La CNIL s’est prononcée sur ce texte dans un avis en date du 17 novembre 2017 :

https://www.legifrance.gouv.fr/affichCnil.do?id=CNILTEXT000036195647

 

Mise à jour du Décret d’application de la loi « Informatique et libertés »

La nouvelle version du décret d’application de la loi « Informatique et Libertés » a été publiée le 3 août dernier. Il s’agit là de la dernière étape de mise en conformité du droit national au RGPD. Ce décret apporte des précisions sur les délais et procédures applicables aux différentes missions de la CNIL ainsi que sur certaines dispositions de la loi, notamment sur les droits des personnes (voir les articles 92 et suivants).

Pour consulter le texte du décret et l’avis de la CNIL du 21 juin 2018 :

https://www.legifrance.gouv.fr/affichTexte.do?cidTexte=JORFTEXT000000241445

https://www.legifrance.gouv.fr/affichTexte.do?cidTexte=JORFTEXT000037278166&categorieLien=id

 

Thématiques prioritaires pour les contrôles CNIL 2018

Avec l’entrée en application du RGPD ainsi que de la Loi relative à la protection des données à caractère personnel la CNIL rappelle qu’elle :

  • contrôlera le respect des principes fondamentaux de la protection des données, pour l’essentiel inchangés par rapport à la Loi de 1978 ;
  • vérifiera le respect des obligations nouvelles issues du RGPD.

Comme elle l’a déjà annoncé, la CNIL tiendra compte, dans un premier temps, dans l’appréciation des suites à donner à ses contrôles, de la dynamique engagée par les organismes pour se conformer pleinement aux nouvelles exigences européennes.

Pour le reste, les grandes lignes de la stratégie de contrôle de la CNIL restent inchangées. S’agissant du programme annuel des contrôles, la CNIL nous fait part de trois grandes thématiques cette année :

1/ Les traitements liés au recrutement

Les acteurs du recrutement traitent de nombreuses données relatives aux candidats et sont amenés à recourir, de plus en plus, à des méthodes fondées sur le « big data » et à l’utilisation d’algorithmes d’aide au recrutement. Les contrôles permettront, notamment, de vérifier les moyens déployés pour l’identification de candidats, les outils utilisés par les équipes RH pour leur évaluation, les critères de sélection et les conditions de traitement des données.

2/ Les pièces justificatives demandées par les agences immobilières

Plus de deux après l’adoption du Décret n° 2015-1437 du 5 novembre 2015 renforçant les droits des locataires, il apparaît que ce cadre n’est pas respecté et que de nombreuses pièces complémentaires à la liste fixée par ce texte, telles que des attestations d’absence de crédit en cours ou des dossiers médicaux, sont exigés par les agences immobilières.

Les vérifications opérées auront ainsi vocation à constater cette pratique en portant plus précisément sur la licéité de la collecte, la proportionnalité des données collectées, les durées de conservation et la sécurisation des documents.
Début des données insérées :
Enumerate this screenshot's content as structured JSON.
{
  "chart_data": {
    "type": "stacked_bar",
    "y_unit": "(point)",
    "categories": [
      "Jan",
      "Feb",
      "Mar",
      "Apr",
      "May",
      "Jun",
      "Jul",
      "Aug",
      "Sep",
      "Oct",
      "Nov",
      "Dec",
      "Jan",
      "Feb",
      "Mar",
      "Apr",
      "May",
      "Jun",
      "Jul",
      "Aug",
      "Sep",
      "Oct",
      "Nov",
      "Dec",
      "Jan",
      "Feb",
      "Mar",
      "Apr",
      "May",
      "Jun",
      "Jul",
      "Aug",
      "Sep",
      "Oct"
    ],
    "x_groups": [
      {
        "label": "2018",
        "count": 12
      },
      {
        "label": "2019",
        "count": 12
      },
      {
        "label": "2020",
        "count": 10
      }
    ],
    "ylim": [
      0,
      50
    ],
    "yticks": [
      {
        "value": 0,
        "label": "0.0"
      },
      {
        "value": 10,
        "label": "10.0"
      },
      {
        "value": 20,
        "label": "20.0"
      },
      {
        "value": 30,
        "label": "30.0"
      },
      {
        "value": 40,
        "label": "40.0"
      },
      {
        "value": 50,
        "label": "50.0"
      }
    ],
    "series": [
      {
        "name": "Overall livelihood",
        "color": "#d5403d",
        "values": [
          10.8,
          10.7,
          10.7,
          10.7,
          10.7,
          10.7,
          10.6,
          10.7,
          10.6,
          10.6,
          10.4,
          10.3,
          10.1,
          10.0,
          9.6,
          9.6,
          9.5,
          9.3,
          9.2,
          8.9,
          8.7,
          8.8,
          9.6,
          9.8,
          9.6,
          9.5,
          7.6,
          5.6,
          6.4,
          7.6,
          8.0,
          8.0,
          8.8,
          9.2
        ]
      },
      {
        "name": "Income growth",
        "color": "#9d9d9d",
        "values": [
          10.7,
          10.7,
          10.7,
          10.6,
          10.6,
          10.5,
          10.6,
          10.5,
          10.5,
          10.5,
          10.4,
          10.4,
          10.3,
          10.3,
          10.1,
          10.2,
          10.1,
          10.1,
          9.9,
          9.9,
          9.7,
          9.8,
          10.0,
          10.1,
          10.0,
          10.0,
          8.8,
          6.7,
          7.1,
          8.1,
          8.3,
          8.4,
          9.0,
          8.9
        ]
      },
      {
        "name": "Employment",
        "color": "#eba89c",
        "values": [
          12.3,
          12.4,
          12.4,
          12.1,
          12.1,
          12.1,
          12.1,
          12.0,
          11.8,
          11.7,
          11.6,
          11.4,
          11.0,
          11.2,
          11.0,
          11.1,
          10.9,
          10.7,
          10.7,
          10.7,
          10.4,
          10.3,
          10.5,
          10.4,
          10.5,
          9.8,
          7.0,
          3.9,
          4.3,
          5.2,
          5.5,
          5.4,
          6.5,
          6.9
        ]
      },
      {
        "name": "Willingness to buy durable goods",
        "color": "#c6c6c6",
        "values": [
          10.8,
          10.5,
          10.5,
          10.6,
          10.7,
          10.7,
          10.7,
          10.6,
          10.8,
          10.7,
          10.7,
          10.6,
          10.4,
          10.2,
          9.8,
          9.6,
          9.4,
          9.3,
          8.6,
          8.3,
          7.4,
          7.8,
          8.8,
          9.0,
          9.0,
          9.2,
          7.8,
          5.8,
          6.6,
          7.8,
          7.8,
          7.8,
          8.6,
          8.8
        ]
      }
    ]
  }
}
3/ Les traitements relatifs à la gestion des services de stationnements payants réalisés au moyen d’équipements connectés 

Dans le cadre de la réforme des règles de gestion du stationnement payant sur la voie publique, une telle gestion passe des mairies vers les collectivités, qui peuvent mettre en œuvre de nouveaux dispositifs visant à améliorer la capacité de contrôle du paiement du stationnement. Parmi ces nouveaux dispositifs, la  lecture automatisée de plaques d’immatriculation implique la collecte quasi systématique du numéro de plaque d’immatriculation des véhicules en stationnement associé, notamment, à des données de géolocalisation.

Le recours à ces nouveaux dispositifs pose ainsi des enjeux en matière informatique et libertés, notamment sur la liberté de circuler anonymement dans l’espace public.

Les contrôles viseront à vérifier le respect des garanties prévues par la Loi du 6 janvier 1978 modifiée (pertinence des données, information, etc.).